By Noah Forrest Forrest@moviecitynews.com
The Best and the Brightest (Dir. Josh Shelov)
I’m a sucker for silly adult comedies, perhaps because they simply don’t make that many of them these days. I adore films like A Fish Called Wanda or Ruthless People that rely on broad humor, bordering on slapstick, but are aimed to appeal to more discerning audiences, but I’m having difficult remembering the last film that even attempted to mine such territory. The slapstick comedies we get instead are mostly parodies that seem like they were shot over the weekend with a B-list cast of characters that are just hamming it up at every possible turn. I’m sorry, but I don’t think seeing someone getting kicked in the nuts is that funny anymore.
The Best and the Brightest is like a breath of fresh, silly air. It doesn’t take itself seriously at all and instead of trying to fire out a joke every two seconds, co-writer/director Josh Shelov allows the humor to comedy from the well-drawn characters and set-pieces. This film has an awareness that most modern farces don’t have, which is: create a misunderstanding that may be beneficial to one set of characters, then put those characters in a situation where the misunderstanding that had worked out to their advantage suddenly seems to teeter on the precipice of disaster. The Best and the Brightest is at its zenith when it milks those situations for all they are worth.

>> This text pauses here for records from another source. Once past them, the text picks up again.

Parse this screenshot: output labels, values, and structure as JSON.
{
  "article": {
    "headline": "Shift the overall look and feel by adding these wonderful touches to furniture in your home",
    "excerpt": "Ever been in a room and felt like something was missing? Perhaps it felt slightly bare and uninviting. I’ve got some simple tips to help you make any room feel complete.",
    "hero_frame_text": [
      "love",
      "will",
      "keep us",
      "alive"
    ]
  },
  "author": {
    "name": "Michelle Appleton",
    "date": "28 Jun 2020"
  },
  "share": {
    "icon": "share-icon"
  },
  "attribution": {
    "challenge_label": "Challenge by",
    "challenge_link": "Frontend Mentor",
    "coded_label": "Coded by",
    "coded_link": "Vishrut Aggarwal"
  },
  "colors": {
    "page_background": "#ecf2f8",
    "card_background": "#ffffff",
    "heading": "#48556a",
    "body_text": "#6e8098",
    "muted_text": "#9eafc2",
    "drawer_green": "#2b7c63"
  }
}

The film stars Neil Patrick Harris and Bonnie Somerville as a young couple who have just moved to New York City from Delaware with their five year old daughter. Their first order of business seems fairly easy: enroll their daughter in a private school. However, the parents soon find out that NYC private schools start their recruitment process fairly early (like the womb) and the odds of getting their daughter into kindergarten by the fall seem pretty low, especially since they are not exactly Rockefellers and don’t have any country club friends. So they enlist the help of a consultant (Amy Sedaris) who specializes in helping parents get their kids into private elementary schools. Chaos – and chuckles – ensue.
I’m hesitant to give any more information about the plot because many of the film’s biggest laughs are tied to it, which is one of the film’s biggest strengths. So often it seems like we’re given scenes in comedies that occur solely for laughs, but here the comedy is coming from such a genuine and organic place. It’s almost like a long Seinfeld episode, where describing one scene becomes difficult because it’s so intricately interwoven into the fabric of the script, making it near impossible to tell about one scene without describing the twenty that got you there. But I will say that a major plot point hinges on the fact that Sedaris’ character has told a white lie about how Harris’ character is actually a poet with a collection coming out. Due to a mix-up, his friend Clark (Peter Serafinowicz, stealing every scene he’s in) accidentally slips Harris dirty text messages and instant messages that he’s printed out, which the stuffy members of the school board take to be poetry…and they find it brilliant. As a result, the scenes of characters reading Harris’ poetry are easily the funniest parts of the film.
That’s another thing that surprised me about the film: the willingness to go to darker places. One would think that a film that hinges on a little girl getting into elementary school would be a “family comedy” with a lot of emphasis on the little girl and how adorable she is. But, that’s not the case with this film. There are no cutesy scenes where the little girl is all precocious. The adults are the focus here and they talk with “adult” language, even though they act like the biggest babies imaginable.
Bonnie Somerville is given the difficult task of playing a character that could easily border on shrill, but she makes us care deeply; she’s likable and plucky and we want her to succeed in her desire to do something different with her life. Neil Patrick Harris is great – almost nobody can do deadpan the way he does – but I almost wish he was given a little bit more to do. Christopher McDonald and Kate Mulgrew are good as a power couple on the board of trustees at the school that the parents decide on. John Hodgeman (of The Daily Show) is hilarious in his few scenes, doing his usual shtick. Amy Sedaris is given a role that is right in her wheelhouse, fast-talking and endearingly mean, which she predictably hits out of the park. But for me the real surprise was Peter Serafinowicz, who you might remember as Sctanley in Couples Retreat, because his character is such a buffoon and those are almost always the roles that wind up being too broad and ridiculous. But Serafinowicz finds the sweet spot and makes Clark into a character that is unapologetic, without an ounce of selflessness in him, and because of the matter-of-fact way that Serafinowicz portrays him, it almost makes him oddly likable.
I would recommend that you see this film in theaters except for one small problem: there’s no release date. This is what happens when you make a film for very little money these days: it’s easier to just slap Neil Patrick Harris’ face on a DVD cover instead of making prints and marketing the film. But I feel like this would be such a missed opportunity since this is a film that truly relies on an audience to help to sell the jokes (like most comedies). Of course, if the film had cost a ton more money because the filmmakers weren’t budget-conscious, then of course studios would release it in 2000 theaters. It’s funny the way it works; if you’re irresponsible with someone else’s money, then you get rewarded with a huge roll-out. Anyway, I implore distribution company to at least show this film in a few theaters, because I really believe word-of-mouth will be strong.
Full disclosure: I know director Josh Shelov, been friendly with him for a few years. I told him before I saw The Best and the Brightest that if I didn’t like it, I wasn’t going to write about it. It was a huge relief that I liked it. It’s not the greatest comedy ever made and I suspect it won’t be for all audiences, but it’s definitely more enjoyable that most of the muck that passes for comedy these days. Whenever it winds up coming out, whether it’s on DVD or in theaters, check it out. It would be hard for someone to have a bad time watching this movie. You might not love it, but you’ll have a few chuckles at least.
The Best and the Brightest is premiering at the Philadelphia Film Festival in late October.